Maybe the ronery midget nutbag who runs the world’s worst country is not guilty after all:
FBI agents investigating the Sony Pictures hack were briefed Monday by a security firm that says its research points to laid-off Sony staff, not North Korea, as the perpetrator — another example of the continuing whodunnit blame game around the devastating attack.
Even the unprecedented decision to release details of an ongoing FBI investigation and President Barack Obama publicly blaming the hermit authoritarian regime hasn’t quieted a chorus of well-qualified skeptics who say the evidence just doesn’t add up.

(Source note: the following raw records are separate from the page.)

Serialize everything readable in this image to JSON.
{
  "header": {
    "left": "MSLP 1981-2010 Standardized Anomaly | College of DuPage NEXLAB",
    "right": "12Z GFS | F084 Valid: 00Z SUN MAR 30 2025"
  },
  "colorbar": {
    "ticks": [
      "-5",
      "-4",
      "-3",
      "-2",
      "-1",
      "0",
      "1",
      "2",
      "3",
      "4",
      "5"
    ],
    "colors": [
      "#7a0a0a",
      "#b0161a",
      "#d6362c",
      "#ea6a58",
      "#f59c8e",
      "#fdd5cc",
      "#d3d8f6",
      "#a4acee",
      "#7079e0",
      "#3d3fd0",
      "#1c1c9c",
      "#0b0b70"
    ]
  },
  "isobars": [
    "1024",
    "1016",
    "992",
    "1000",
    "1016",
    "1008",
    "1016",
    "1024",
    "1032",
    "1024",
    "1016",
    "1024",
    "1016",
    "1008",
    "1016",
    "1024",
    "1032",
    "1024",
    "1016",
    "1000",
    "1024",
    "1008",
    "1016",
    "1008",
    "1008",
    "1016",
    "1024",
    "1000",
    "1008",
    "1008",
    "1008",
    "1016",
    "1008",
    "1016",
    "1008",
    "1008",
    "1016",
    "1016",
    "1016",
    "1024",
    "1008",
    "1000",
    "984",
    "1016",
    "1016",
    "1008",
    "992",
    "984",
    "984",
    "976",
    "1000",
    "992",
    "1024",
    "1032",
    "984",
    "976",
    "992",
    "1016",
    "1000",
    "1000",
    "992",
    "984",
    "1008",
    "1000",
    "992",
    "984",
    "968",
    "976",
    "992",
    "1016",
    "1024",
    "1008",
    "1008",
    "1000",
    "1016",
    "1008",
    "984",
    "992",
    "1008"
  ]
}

Researchers from the cyber intelligence company Norse have said their own investigation into the data on the Sony attack doesn’t point to North Korea at all and instead indicates some combination of a disgruntled employee and hackers for piracy groups is at fault.
Out front on this aspect of the story has been Charles C. Johnson’s website, which now claims to have identified a “person of interest” in the hack. Meanwhile, the FBI is standing by its conclusions, but:
Security expert Bruce Schneier called the evidence “circumstantial at best” and considered a number of other possible explanations. CloudFlare principal researcher and DefCon official Marc Rogers wrote that the FBI’s indicators seem to rely on malware that is widely available for purchase and IP addresses easily hijacked by any bad guy. Errata Security’s Robert Graham also noted the hacker underground shares plenty of code, calling the FBI’s evidence “nonsense.”
So who done it? Was it an inside job?